Goals have a funny way of changing. As I worked through increasingly obscure and esoteric material, my interests began drifting away from traditional music. I’d studied the most recent developments on my instrument and wanted to continue that work.

The call came in 2012, halfway through my master’s degree at Rice. Ensemble Modern, a flagship institution for contemporary music, had an opening and offered me a trial. Arriving in Frankfurt, I was greeted by some very welcome advice: “Please don’t hold back. We like our bass player to push us.” This was the right job. I was home.

These days, I spend much of my time touring with this great ensemble. Last year, I recorded four albums and played 55 concerts all over the world. Unlike a typical orchestra, most of these concerts were unique programs, including several dozen premieres and many more rarely performed works. This means I’m always learning new, often very difficult music — sometimes inventing new techniques on the fly to accommodate new compositional ideas.

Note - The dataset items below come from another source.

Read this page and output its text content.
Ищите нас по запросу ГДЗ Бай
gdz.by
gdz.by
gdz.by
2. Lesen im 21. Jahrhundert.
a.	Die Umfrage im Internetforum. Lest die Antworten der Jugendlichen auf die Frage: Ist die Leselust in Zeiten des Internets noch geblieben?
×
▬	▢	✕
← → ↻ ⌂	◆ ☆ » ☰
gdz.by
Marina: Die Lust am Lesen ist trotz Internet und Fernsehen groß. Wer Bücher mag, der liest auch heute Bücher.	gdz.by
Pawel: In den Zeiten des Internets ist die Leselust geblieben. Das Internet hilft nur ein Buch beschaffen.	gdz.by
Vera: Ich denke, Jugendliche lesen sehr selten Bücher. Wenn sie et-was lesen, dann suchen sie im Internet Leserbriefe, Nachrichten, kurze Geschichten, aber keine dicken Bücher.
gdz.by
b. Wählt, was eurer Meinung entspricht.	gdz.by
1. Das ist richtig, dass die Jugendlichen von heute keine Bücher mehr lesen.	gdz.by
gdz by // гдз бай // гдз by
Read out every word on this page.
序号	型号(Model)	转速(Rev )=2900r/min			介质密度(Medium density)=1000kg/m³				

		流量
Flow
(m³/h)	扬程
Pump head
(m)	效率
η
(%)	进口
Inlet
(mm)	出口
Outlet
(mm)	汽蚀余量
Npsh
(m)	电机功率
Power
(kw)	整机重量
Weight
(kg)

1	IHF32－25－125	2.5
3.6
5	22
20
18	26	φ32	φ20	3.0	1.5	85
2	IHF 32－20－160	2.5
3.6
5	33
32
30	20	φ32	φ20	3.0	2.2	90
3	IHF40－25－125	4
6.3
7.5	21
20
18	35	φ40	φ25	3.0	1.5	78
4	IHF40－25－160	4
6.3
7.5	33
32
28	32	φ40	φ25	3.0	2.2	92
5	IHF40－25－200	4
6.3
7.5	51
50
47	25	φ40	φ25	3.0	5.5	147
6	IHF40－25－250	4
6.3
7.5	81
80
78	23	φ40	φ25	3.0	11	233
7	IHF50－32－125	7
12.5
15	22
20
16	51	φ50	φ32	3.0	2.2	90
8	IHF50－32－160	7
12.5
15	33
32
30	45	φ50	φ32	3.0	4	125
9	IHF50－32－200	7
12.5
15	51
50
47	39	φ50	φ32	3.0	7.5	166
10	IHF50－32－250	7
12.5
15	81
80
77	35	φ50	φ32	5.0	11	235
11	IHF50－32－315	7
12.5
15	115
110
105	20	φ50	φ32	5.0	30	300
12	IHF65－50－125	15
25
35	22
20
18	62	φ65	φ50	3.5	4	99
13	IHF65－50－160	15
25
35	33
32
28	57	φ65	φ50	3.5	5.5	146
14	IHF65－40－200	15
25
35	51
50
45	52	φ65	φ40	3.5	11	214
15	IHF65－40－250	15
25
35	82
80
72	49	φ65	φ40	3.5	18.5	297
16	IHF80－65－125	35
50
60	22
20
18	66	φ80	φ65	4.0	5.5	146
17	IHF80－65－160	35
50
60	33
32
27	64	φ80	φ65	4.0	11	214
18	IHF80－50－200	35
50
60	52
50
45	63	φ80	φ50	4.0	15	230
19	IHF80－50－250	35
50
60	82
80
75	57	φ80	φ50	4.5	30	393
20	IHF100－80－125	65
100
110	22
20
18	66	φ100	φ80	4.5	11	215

The small size and flexibility of the group allows us to pursue any kind of project, from concerts to theater to ballet to electronica to educational. I’m meeting all types of artists and musicians wherever we go. I’m proud to be a small part in an international community of cultural experimenters and trailblazers.

I have learned, and continue to appreciate, that there’s no such thing as useless knowledge or trivial abilities. I’m challenged every day to improve and expand my craft. When it comes to that point, I won’t be holding back.